Comme chaque mois, Zikworld vous ouvre les portes de sa discothèque idéale. Ce mois-ci, nous évoquons avec vous The score, des Fugees (1996).

Le hip-hop portait haut et fort ses lettres de désenoblisssement, en guerre avec tous les autres genres et avec lui-même, lorsque les jeunes Fugees, alors armés de leur croisement de hip-hop groove et de soul matinée de reggae, balance dans la mare des évidences un pavé qui fera date.

À la manière d’une bande son de la génération en perte de repères qu’ils tente de toucher, ce Score va marquer les esprits, moins pour un quelconque discours de révolte, qui le rapprocherait du rap conscient ou du hip-hop East-coast (New-York principalement) qu’il côtoyait alors, que pour sa qualité de composition, tant dans les titres des Fugees eux-mêmes que dans les reprises variées de cet album : Lauryn Hill et consorts convoquent deux standards que sont « No woman No cry » (Bob Marley & The Wailers) et « Killing Me Softly (With His Song) » (Roberta Flack). C’est la première fois que le hip-hop génère autour de lui un tel mouvement de fusion des genres : reggae, pop-folk, auquel on peut ajouter, non sans raison, la soul, par l’interprétation samplée « Ready or not » du titre « Ready or Not Here I Come (Can’t Hide From Love) » des Delfonics, groupe qui connut surtout un succès dans les années 60 et 70, maintes fois repris et samplé par des références planétaires comme Prince.
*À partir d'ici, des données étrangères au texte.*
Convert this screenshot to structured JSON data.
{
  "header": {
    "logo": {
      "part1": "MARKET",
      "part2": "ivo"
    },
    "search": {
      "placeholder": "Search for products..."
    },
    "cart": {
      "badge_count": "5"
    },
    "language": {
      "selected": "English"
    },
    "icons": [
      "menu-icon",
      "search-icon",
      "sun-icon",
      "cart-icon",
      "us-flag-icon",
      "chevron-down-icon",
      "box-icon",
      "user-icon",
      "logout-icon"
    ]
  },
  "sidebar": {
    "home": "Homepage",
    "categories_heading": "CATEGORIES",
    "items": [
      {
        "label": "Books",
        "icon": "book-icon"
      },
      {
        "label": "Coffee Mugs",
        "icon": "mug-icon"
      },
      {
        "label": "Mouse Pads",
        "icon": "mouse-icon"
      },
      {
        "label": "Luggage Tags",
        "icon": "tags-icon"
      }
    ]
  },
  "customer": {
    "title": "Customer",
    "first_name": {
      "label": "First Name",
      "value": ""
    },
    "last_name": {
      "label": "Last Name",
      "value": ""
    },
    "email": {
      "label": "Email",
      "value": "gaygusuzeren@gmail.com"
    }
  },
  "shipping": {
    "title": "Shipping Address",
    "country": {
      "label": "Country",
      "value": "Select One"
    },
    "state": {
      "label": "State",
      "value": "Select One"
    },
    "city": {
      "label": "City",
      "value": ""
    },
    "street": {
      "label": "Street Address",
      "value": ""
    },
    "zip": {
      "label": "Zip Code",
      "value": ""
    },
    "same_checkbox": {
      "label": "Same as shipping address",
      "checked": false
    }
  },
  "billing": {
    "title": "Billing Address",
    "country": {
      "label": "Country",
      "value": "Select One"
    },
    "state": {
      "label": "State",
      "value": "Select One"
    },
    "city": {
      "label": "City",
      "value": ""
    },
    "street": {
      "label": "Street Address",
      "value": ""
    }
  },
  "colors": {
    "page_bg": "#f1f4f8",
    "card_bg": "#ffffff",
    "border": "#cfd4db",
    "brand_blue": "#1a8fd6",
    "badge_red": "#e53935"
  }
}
Il s’agit moins de révolution culturelle que sonore ; pourtant, le « Killing me softly… » déjà intégré dans le répertoire traditionnel pop Américain, alors même que sa compositrice soul était noire, tout autant que la référence aux Delfonics et indirectement à toute la puissance soul et groove des trente années précédentes, firent de The Score l’un des albums les plus vendus au monde, avec 31 millions d’exemplaires (il faudra s’appeler Eminem ou Tupak Shakur, l’un avec son discours sociétal provocateur, l’autre politique, pour faire mieux dans le même genre). Mais comme de nombreux albums incontournables, The Score appartient au lot des étoiles filantes : bien meilleur que le premier album, pourtant déjà salué par la critique Blunted on reality, déjà produit par Ronald Khalis Bell (producteur des Kool & the Gang), il précipitera le groupe dans des dissensions propres à le faire exploser en plein vol. Cela permit de renforcer un peu plus le côté mythique tant du groupe que de cet album aux nombreuses perles d’interprétation.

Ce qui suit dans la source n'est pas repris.